Shock (SLAM) target for CYA 40
16 ppm FC
Add 1.68 gallons (215 fl oz) of Liquid chlorine 12.5% now to bring FC from 2 up to 16 ppm.
Shocking is not a one-time dose. Hold FC at this level by retesting and re-dosing several times a day until three things are all true: the water is clear, combined chlorine (CC) is at or below 0.5 ppm, and FC drops no more than 1 ppm overnight. That is the SLAM method, and stopping early is the most common reason a shock fails.
Use liquid chlorine for shocking when you can, since it adds no cyanuric acid or calcium. Brush the pool, keep the pump running the whole time, and do not swim above roughly the shock level. Doses use the same cross-checked chlorine math as the chlorine calculator.

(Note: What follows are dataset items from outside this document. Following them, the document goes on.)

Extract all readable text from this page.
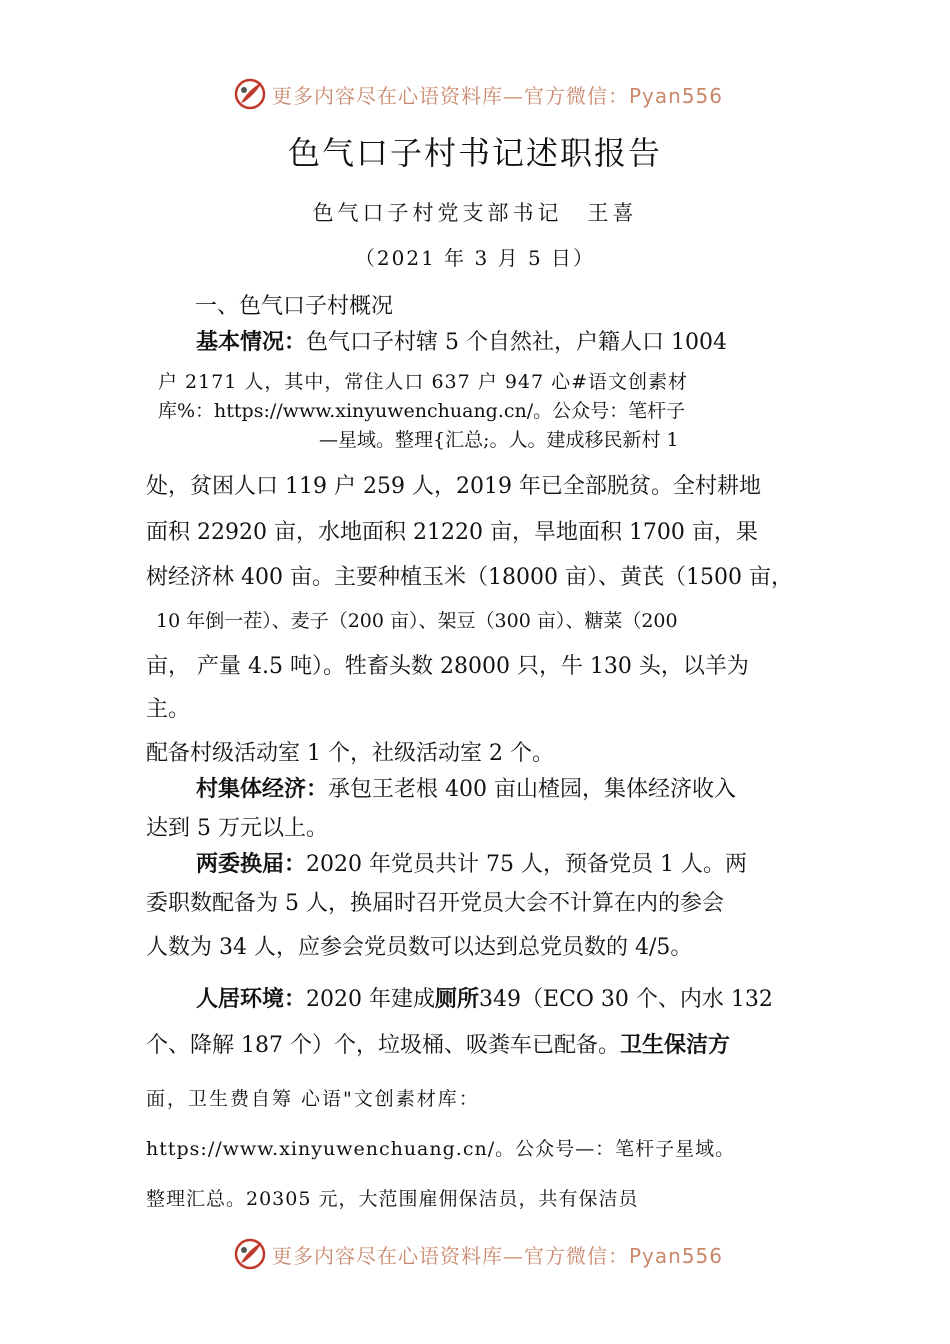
更多内容尽在心语资料库—官方微信：Pyan556
色气口子村书记述职报告
色气口子村党支部书记　王喜
（2021 年 3 月 5 日）
一、色气口子村概况
基本情况：色气口子村辖 5 个自然社，户籍人口 1004
户 2171 人，其中，常住人口 637 户 947 心#语文创素材
库%：https://www.xinyuwenchuang.cn/。公众号：笔杆子
—星域。整理{汇总;。人。建成移民新村 1
处，贫困人口 119 户 259 人，2019 年已全部脱贫。全村耕地
面积 22920 亩，水地面积 21220 亩，旱地面积 1700 亩，果
树经济林 400 亩。主要种植玉米（18000 亩）、黄芪（1500 亩，
10 年倒一茬）、麦子（200 亩）、架豆（300 亩）、糖菜（200
亩， 产量 4.5 吨）。牲畜头数 28000 只，牛 130 头，以羊为
主。
配备村级活动室 1 个，社级活动室 2 个。
村集体经济：承包王老根 400 亩山楂园，集体经济收入
达到 5 万元以上。
两委换届：2020 年党员共计 75 人，预备党员 1 人。两
委职数配备为 5 人，换届时召开党员大会不计算在内的参会
人数为 34 人，应参会党员数可以达到总党员数的 4/5。
人居环境：2020 年建成厕所349（ECO 30 个、内水 132
个、降解 187 个）个，垃圾桶、吸粪车已配备。卫生保洁方
面，卫生费自筹 心语"文创素材库：
https://www.xinyuwenchuang.cn/。公众号—：笔杆子星域。
整理汇总。20305 元，大范围雇佣保洁员，共有保洁员
更多内容尽在心语资料库—官方微信：Pyan556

Shock is a level, not a product
The bagged product labeled shock is just concentrated chlorine. What matters is reaching and holding the right free chlorine level for your stabilizer. Know your CYA and your volume first, then use the chlorine calculator for routine dosing once the water is clear.

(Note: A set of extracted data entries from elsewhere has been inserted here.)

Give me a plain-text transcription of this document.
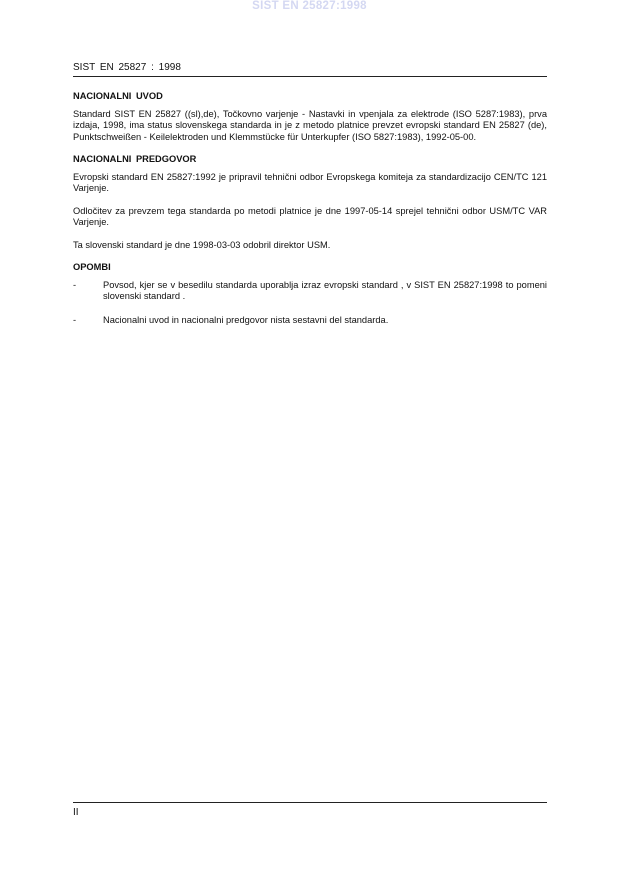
SIST EN 25827:1998
SIST EN 25827 : 1998
NACIONALNI UVOD

Standard SIST EN 25827 ((sl),de), Točkovno varjenje - Nastavki in vpenjala za elektrode (ISO 5287:1983), prva izdaja, 1998, ima status slovenskega standarda in je z metodo platnice prevzet evropski standard EN 25827 (de), Punktschweißen - Keilelektroden und Klemmstücke für Unterkupfer (ISO 5827:1983), 1992-05-00.

NACIONALNI PREDGOVOR

Evropski standard EN 25827:1992 je pripravil tehnični odbor Evropskega komiteja za standardizacijo CEN/TC 121 Varjenje.

Odločitev za prevzem tega standarda po metodi platnice je dne 1997-05-14 sprejel tehnični odbor USM/TC VAR Varjenje.

Ta slovenski standard je dne 1998-03-03 odobril direktor USM.

OPOMBI
-	Povsod, kjer se v besedilu standarda uporablja izraz evropski standard , v SIST EN 25827:1998 to pomeni slovenski standard .
-	Nacionalni uvod in nacionalni predgovor nista sestavni del standarda.
II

Frequently asked questions
How much shock does my pool need?
It depends on your cyanuric acid, not a fixed amount. The shock level is about 40 percent of your CYA in free chlorine. This calculator sets that target from your CYA and tells you how much chlorine to add to reach it from your current level.
Why does CYA decide the shock level?
Cyanuric acid weakens chlorine, so a pool with more CYA needs a higher free chlorine level to have the same sanitizing power. A flat shock dose ignores this and is often too weak to actually clear an algae bloom. Matching shock to CYA is what makes it work.
What is the SLAM method?
SLAM stands for Shock Level And Maintain. You raise free chlorine to the shock level for your CYA and hold it there, retesting and re-dosing several times a day, until the water is clear, combined chlorine is 0.5 ppm or less, and FC drops no more than 1 ppm overnight. It is a process, not a single dose.
What chlorine should I use to shock?
Liquid chlorine or plain bleach is best because it adds no cyanuric acid or calcium. Cal-hypo works but adds calcium. Avoid dichlor for shocking, since it piles on CYA and makes the problem worse over time.
How long does it take to shock a pool?
Anywhere from a day for a minor case to a week or more for a serious algae bloom. The water tells you when it is done, not the clock. Keep FC at the shock level and keep testing until it passes all three SLAM criteria.